The "Mosque Alert" project is an ambitious undertaking, a nine-step process built around "civic engagement" and intended to culminate in a full-length play and a film. Khoury's already been laboring on it for two years, and what it's yielded so far is not a plot but a situation: two families—one Christian, one Muslim—caught up in a battle over a proposal to build a mosque in Naperville. (That would be in suburban DuPage County, where, in fact, battles over two mosque-building proposals are currently making their way through the courts.)
It has also produced a library of videos that includes a brief biography for each of the six characters, along with individual riffs—developed in collaboration with the actors—on topics such as "family drama" and "being an American." Anyone with a computer and Internet access can view these minidramas and, if they choose, participate in the process by leaving comments on the site. Khoury, who believes this online workshopping is a "theater first" and "the next frontier in new-play development," takes them all into consideration and periodically weighs in himself.
Although the potential online audience is enormous, the numbers so far are relatively modest: 11,000 viewings, and a little over 200 comments. (Obscene or obscure postings are weeded out; Khoury says they've been few.) But the geographic spread is impressive. People are watching "Mosque Alert" scenes everywhere from the Caribbean to the Middle East, including countries that routinely engage in censorship. "The fact that Silk Road is so small removes us from anyone's radar," Khoury says, and "people in those countries are clicking on the videos. They're not commenting, but the fact that they're watching from beginning to end tells me that there's a certain curiosity. I think that's great, because we're having conversations you can't legally have in places like Saudi Arabia."

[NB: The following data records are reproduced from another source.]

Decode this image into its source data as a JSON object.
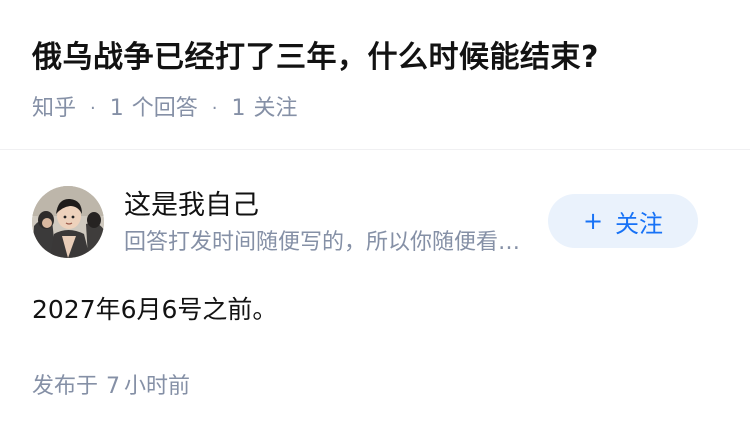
{
  "question": {
    "title": "俄乌战争已经打了三年，什么时候能结束?",
    "meta": {
      "source": "知乎",
      "separator": "·",
      "answer_count": "1",
      "answer_label": "个回答",
      "follow_count": "1",
      "follow_label": "关注"
    }
  },
  "answer": {
    "author": {
      "name": "这是我自己",
      "bio": "回答打发时间随便写的，所以你随便看看就好",
      "avatar_icon": "user-avatar"
    },
    "follow_button": {
      "icon": "+",
      "label": "关注"
    },
    "content": "2027年6月6号之前。",
    "published": {
      "prefix": "发布于",
      "value": "7",
      "unit": "小时前"
    }
  },
  "colors": {
    "title": "#121212",
    "meta": "#8590a6",
    "accent": "#1772f6",
    "follow_bg": "#eaf2fc",
    "divider": "#f0f0f2"
  }
}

What visitors to the website get is an episodic and intimate look at the lives of a half dozen mostly attractive characters, caught up in a troubled situation that you might be able to relate to. You could have an intellectual position on that situation, and that might fuel your interest, but at this stage, the appeal feels a lot like the draw of a really good soap opera. These two fictional families are very watchable, and watching them might be addictive.

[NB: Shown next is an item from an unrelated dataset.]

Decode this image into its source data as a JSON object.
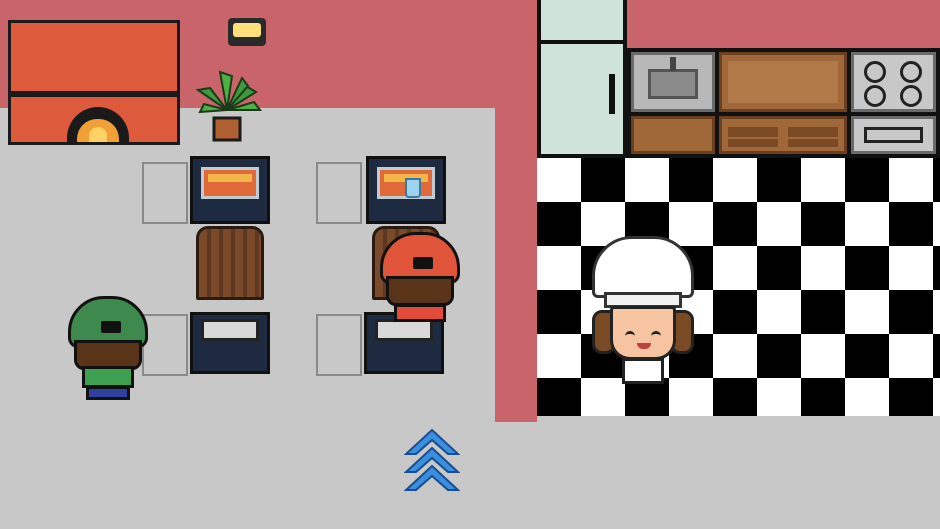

Or the vignettes might flop right over into the thing that Khoury is most afraid of: the preachy political correctness and didacticism of the after-school special. It's a real danger, as each character is battling not only the mosque controversy but the stereotypical personal history he or she has been dealt. The Christian family, the Bakers, includes a hard-right father who's running for mayor, a quasi-liberated mother, a liberal gay son, and an adopted-from-China daughter who's had a bad experience with a Muslim boyfriend. The Muslim family, the Khans, is made up of a beleaguered husband who happens to be the imam of the mosque in question, his less conciliatory wife, a pharmacist, and their two young (and unseen) children.
This is a recipe for glaze-over that sharp dialogue, good direction, astute editing, and fine acting pretty much trump so far. The videos benefit from exceptional performances, particularly by Khurram Mozaffar, totally convincing and winning as Imam Mustafa Khan. His nemesis, Charles Baker—who spouts lines like "It's the so-called moderate Muslims we have to worry about"—is another matter. A fairly common reaction, both online and at a presentation at Silk Road earlier this month, is "one-dimensional jerk."
And that's a dilemma for Khoury, who argues that Baker's positions are not unrealistic. "These are politics we see in op-ed pieces, from Fox News commentators, and in speeches at the Republican National Convention. They are relatively mainstream ideas." On the other hand, he adds, "I don't want this to be about demonizing people I don't agree with. It's a balancing act. My struggle."
Khoury's checked off four steps of the nine-step program he set for himself. Next up is the hard one: writing the first draft of the play, which he plans to do this summer. That'll be followed by a series of staged readings, probably next fall or winter. Meanwhile, the global online workshop remains open for comments.